When an application (like NginX, mysql, mogodb, etc.) is configured to start at boot, typically the systemd (or initd) boot scripts start the application as a special application user. This user is created when the application is installed. You should not be starting the application by hand, but allowing the installed system scripts to start it (for instance with systemctl start ...) so that it runs with the correct permissions in the correct environment. The design philosophy behind this is that the application is isolated within its own user, and security issues with the application will (hopefully) be trapped in that user id. Most applications should not be run as root directly.
Having said all this, on a system with a single administrator, logging who uses sudo is less interesting, and if you have cloud images that you can just zap and reload from a fresh copy, what user you run things as inside the container is also less important. This is probably why your cloud image comes with root enabled and no separate administrative user.
Solution 3:
When to disable root account on ubuntu server?
I would suggest not doing that but doing things to maximize security. Let's face it, if a government wants into your server, they will use an easy way to see your files. We only worry about the hackers out there.
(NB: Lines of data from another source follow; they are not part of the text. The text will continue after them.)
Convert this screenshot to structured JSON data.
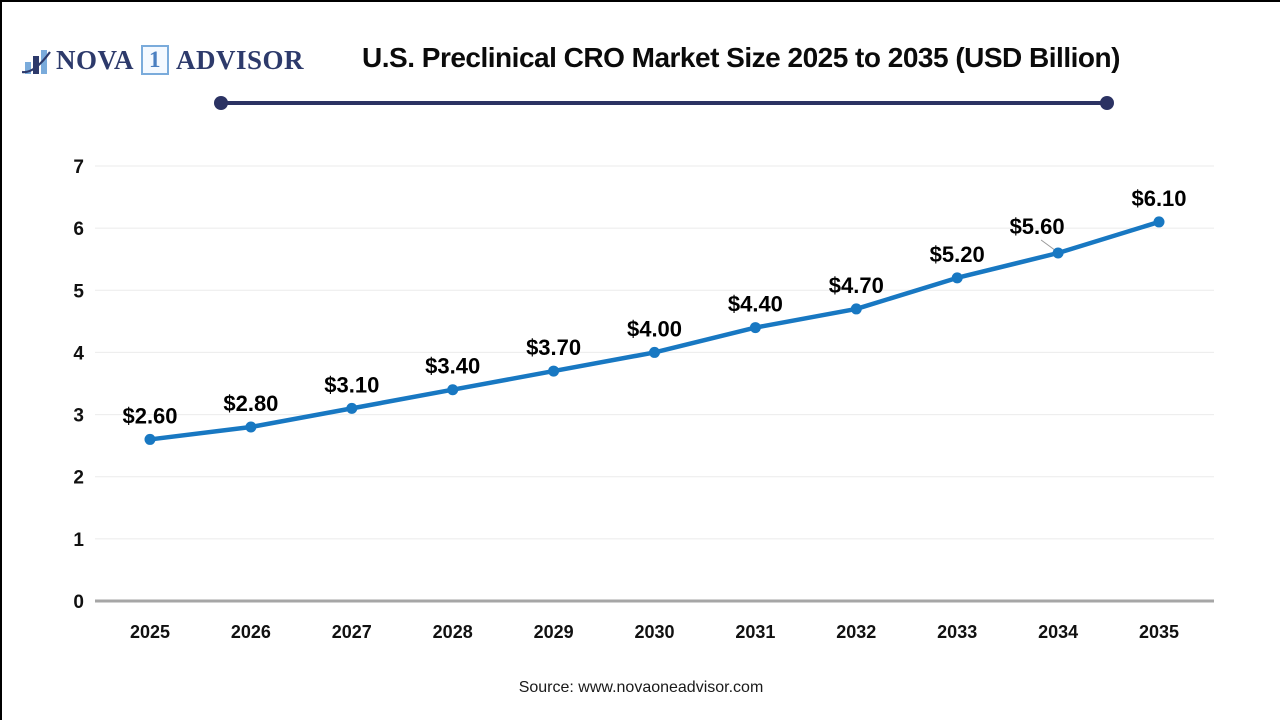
{
  "logo": {
    "name_part1": "NOVA",
    "badge": "1",
    "name_part2": "ADVISOR"
  },
  "header": {
    "title": "U.S. Preclinical CRO Market Size 2025 to 2035 (USD Billion)"
  },
  "footer": {
    "source": "Source: www.novaoneadvisor.com"
  },
  "colors": {
    "line": "#1878c2",
    "marker": "#1878c2",
    "grid": "#ebebeb",
    "zero_axis": "#a6a6a6",
    "tick_text": "#111111",
    "data_label_text": "#000000",
    "title_underline": "#2b3263",
    "logo_navy": "#2d3a6b",
    "logo_light_blue": "#7aabdb",
    "leader_line": "#999999"
  },
  "chart_data": {
    "type": "line",
    "title": "U.S. Preclinical CRO Market Size 2025 to 2035 (USD Billion)",
    "categories": [
      "2025",
      "2026",
      "2027",
      "2028",
      "2029",
      "2030",
      "2031",
      "2032",
      "2033",
      "2034",
      "2035"
    ],
    "series": [
      {
        "name": "U.S. Preclinical CRO Market Size (USD Billion)",
        "values": [
          2.6,
          2.8,
          3.1,
          3.4,
          3.7,
          4.0,
          4.4,
          4.7,
          5.2,
          5.6,
          6.1
        ]
      }
    ],
    "data_labels": [
      "$2.60",
      "$2.80",
      "$3.10",
      "$3.40",
      "$3.70",
      "$4.00",
      "$4.40",
      "$4.70",
      "$5.20",
      "$5.60",
      "$6.10"
    ],
    "xlabel": "",
    "ylabel": "",
    "ylim": [
      0,
      7
    ],
    "yticks": [
      0,
      1,
      2,
      3,
      4,
      5,
      6,
      7
    ],
    "grid": "horizontal",
    "legend": "none",
    "marker": "circle",
    "label_adjustments": {
      "9": {
        "dx": -21,
        "dy": -3,
        "leader": true
      }
    }
  }
}
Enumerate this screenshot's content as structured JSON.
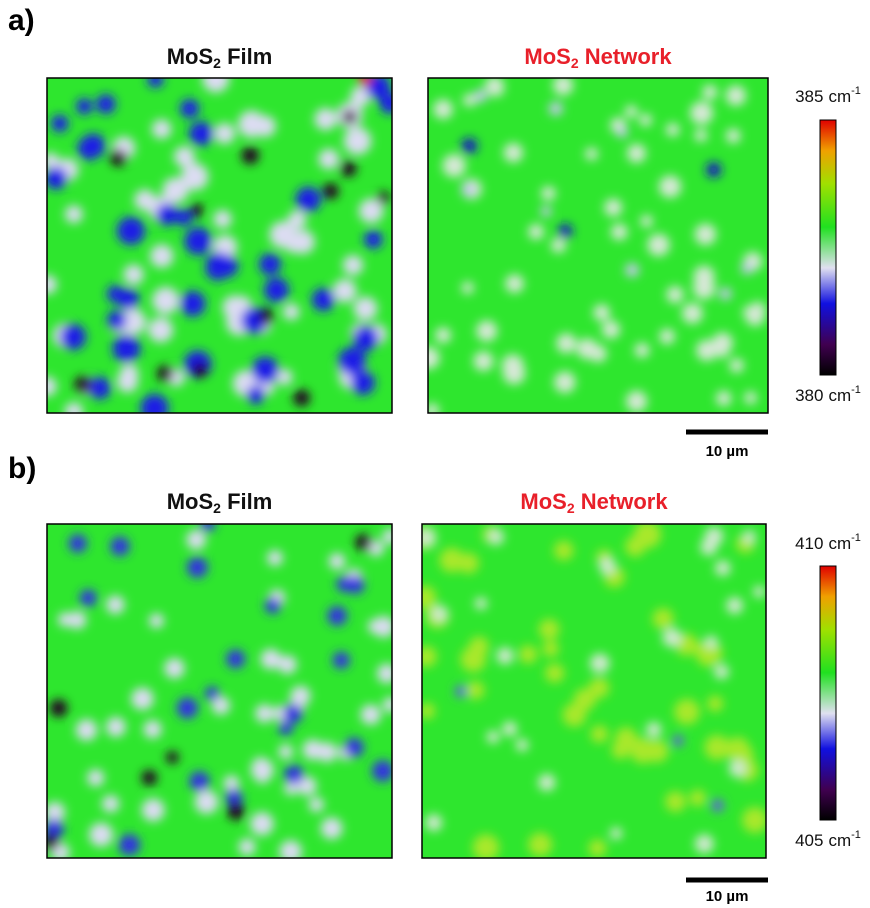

I have an instance on RamNode I use for my websites. When I first learned how to setup an unattended Ubuntu server, I discovered several important things. As fast as you setup the server, someone will be trying to hack in!
-
Create a strong root password. It should be at least 32 characters long. Do not duplicate keys next to each other. Use all of the character keys on the keyboard in a random selection except the backtick ' key. Use special characters like $%& and don't use any words or phrases. I store my login data like this in a text file on my primary computer:
ssh [email protected] 6^g0)6)nS3@sGh^7*9L:pR%bS@3d9 -
As soon as you have created your server, do this:
ufw allow ssh ufw enable apt update apt list --upgradable apt upgrade
You have now locked out everyone trying to shell into your root and updated your Ubuntu files. No other ports are opened to allow any other access but ssh.
I also only use ipv4 so I lockout ipv6 access via the sshd_config file, the /etc/default/ufw file, and the /etc/default/grub file.
To see who is attacking you use this command:
service sshd status
You may be surprised to see how quickly they start trying to shell into your server. I get hit from China almost non-stop. The CCP has been stealing data from anywhere it can for decades. But that's another story.